Publié le 30 octobre 2016 par Blanchemanche
#NoëlMamère #écologie

L’ancien candidat écologiste à la présidentielle vient de publier Les Mots verts avec la linguiste Stéphanie Bonnefille, un plaidoyer pour une "écologie du langage". Il analyse les échecs de EELV et les perspectives d’une écologie de gauche.

Les mots verts


Entretien par Pierre Jacquemain | 30 octobre 2016

Regards. Quels sont ces mots verts, ces mots porteurs de désir et d’espoir que vous appelez de vos vœux et que l’écologie n’a manifestement pas encore trouvés ?Noël Mamère. Nous devons trouver les mots qui ne suscitent pas la peur et l’angoisse. Qu’est-ce que c’est que l’écologie ? C’est un projet de libération et d’émancipation individuelle et collective. Les urgences écologiques sont nombreuses, et toute la difficulté réside dans l’articulation entre les mots pour dire et qualifier les grandes mutations de la société – une société de progrès coûteuse pour l’homme, coûteuse en énergie, en injustice, en empreinte écologique –, et la trajectoire pour aller vers une société soutenable.Le contexte n’est pas propice aux bonnes nouvelles…Pendant des décennies, les écologistes ont été considérés comme des marchands de catastrophe.
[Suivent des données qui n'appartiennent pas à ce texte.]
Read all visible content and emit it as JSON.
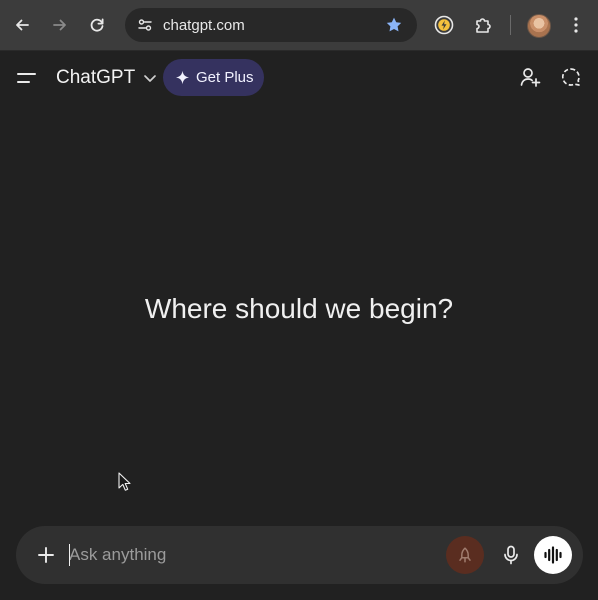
{
  "browser": {
    "url": "chatgpt.com",
    "back_icon": "arrow-left-icon",
    "forward_icon": "arrow-right-icon",
    "reload_icon": "reload-icon",
    "bookmarked": true,
    "accent_color": "#8ab4f8"
  },
  "header": {
    "model_name": "ChatGPT",
    "upgrade_label": "Get Plus",
    "upgrade_color": "#35325f"
  },
  "main": {
    "greeting": "Where should we begin?"
  },
  "composer": {
    "placeholder": "Ask anything",
    "value": ""
  }
}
Cela a freiné et pénalisé l’influence de notre mouvement et, au final, notre poids politique. Dans le même temps, nous avons contribué à ce que nos idées infusent, comme le thé, dans la société. Les catastrophes de Tchernobyl ou plus récemment de Fukushima ont montré, malheureusement, que nous avons eu raison très tôt. Pour autant, nous ne sommes pas condamnés à ce que le ciel nous tombe sur la tête. Les mots que l’on utilise sont importants. Mais l’écologie, ça n’est pas la guerre, comme le rappelle Stéphanie Bonnefille. L’écologie porte l’ambition d’une transformation de la société avec les moyens de la démocratie.

« La grande arnaque, c’est de faire croire aux Français que l’écologie est à la fois à droite et à gauche. »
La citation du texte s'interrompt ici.